Reconnaissance immense, aussi, envers Julien Gigault, chercheur au Centre national de la recherche scientifique, Caroline Rinaldi, cofondatrice de l’association Evasion tropicale, et Pierrette Meury, infirmière, d’avoir partagé leurs savoirs. Ils ont respectivement parlé, de façon très accessible, des recherches sur les microplastiques, de la protection des cétacés et du recyclage des déchets médicaux.

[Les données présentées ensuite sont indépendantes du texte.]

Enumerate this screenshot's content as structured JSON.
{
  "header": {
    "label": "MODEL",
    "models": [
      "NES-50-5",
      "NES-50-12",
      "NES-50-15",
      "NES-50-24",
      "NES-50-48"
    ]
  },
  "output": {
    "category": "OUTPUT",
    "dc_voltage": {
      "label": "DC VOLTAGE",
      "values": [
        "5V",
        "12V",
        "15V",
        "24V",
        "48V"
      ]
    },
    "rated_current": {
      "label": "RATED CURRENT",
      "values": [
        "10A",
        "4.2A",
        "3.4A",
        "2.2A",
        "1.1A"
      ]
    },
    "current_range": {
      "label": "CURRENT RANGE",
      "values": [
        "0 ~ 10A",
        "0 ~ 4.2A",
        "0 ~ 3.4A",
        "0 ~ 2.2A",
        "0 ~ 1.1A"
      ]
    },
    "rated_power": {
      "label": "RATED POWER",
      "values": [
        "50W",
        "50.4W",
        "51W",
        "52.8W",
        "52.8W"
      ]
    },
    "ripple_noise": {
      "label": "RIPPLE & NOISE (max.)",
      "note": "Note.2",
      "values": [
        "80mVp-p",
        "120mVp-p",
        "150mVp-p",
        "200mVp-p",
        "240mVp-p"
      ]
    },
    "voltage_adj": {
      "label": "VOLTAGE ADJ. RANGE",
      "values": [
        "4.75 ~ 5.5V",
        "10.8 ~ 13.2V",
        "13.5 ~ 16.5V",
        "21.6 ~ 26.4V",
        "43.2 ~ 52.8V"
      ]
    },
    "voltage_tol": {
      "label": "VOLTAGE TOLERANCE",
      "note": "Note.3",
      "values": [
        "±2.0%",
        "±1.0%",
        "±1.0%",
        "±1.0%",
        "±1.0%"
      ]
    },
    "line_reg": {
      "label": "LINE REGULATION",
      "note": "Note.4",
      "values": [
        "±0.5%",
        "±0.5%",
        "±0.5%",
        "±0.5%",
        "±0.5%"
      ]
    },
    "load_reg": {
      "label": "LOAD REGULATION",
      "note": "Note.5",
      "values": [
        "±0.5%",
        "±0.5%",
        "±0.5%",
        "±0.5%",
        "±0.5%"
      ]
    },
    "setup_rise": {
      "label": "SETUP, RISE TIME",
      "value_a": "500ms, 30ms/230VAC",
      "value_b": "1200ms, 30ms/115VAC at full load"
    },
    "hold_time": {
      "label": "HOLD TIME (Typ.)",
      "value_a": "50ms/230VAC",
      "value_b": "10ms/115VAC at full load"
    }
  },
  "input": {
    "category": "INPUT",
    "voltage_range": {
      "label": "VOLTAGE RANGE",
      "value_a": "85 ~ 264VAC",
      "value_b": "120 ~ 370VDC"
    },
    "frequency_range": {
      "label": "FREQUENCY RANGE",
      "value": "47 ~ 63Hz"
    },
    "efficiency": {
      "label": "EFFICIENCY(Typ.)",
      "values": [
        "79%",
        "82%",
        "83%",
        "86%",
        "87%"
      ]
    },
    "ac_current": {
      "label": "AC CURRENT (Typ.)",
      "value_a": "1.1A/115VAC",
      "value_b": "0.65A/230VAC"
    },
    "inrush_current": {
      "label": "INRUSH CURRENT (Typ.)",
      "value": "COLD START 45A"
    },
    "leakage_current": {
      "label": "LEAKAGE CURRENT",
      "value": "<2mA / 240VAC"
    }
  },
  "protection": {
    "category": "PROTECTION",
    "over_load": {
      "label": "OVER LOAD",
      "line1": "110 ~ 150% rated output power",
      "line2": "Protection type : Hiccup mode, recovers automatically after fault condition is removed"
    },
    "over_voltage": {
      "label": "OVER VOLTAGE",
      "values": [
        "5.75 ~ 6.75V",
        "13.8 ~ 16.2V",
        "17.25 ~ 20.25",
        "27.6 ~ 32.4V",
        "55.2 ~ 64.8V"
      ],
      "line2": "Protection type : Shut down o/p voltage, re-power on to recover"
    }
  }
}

Si certains lycéens ont été très motivés dès le départ, d’autres m’ont montré à quel point le défi était de taille : car pour parler d’éducation aux médias et à l’information aux élèves, encore faut-il que ces mots résonnent en eux et qu’ils y trouvent un intérêt. J’espère avoir ouvert l’esprit de ces jeunes citoyens face à la complexité de l’univers médiatique. Pour qu’ils forgent leur esprit critique et deviennent, à leur tour, les ambassadeurs d’une pratique éclairée de l’information.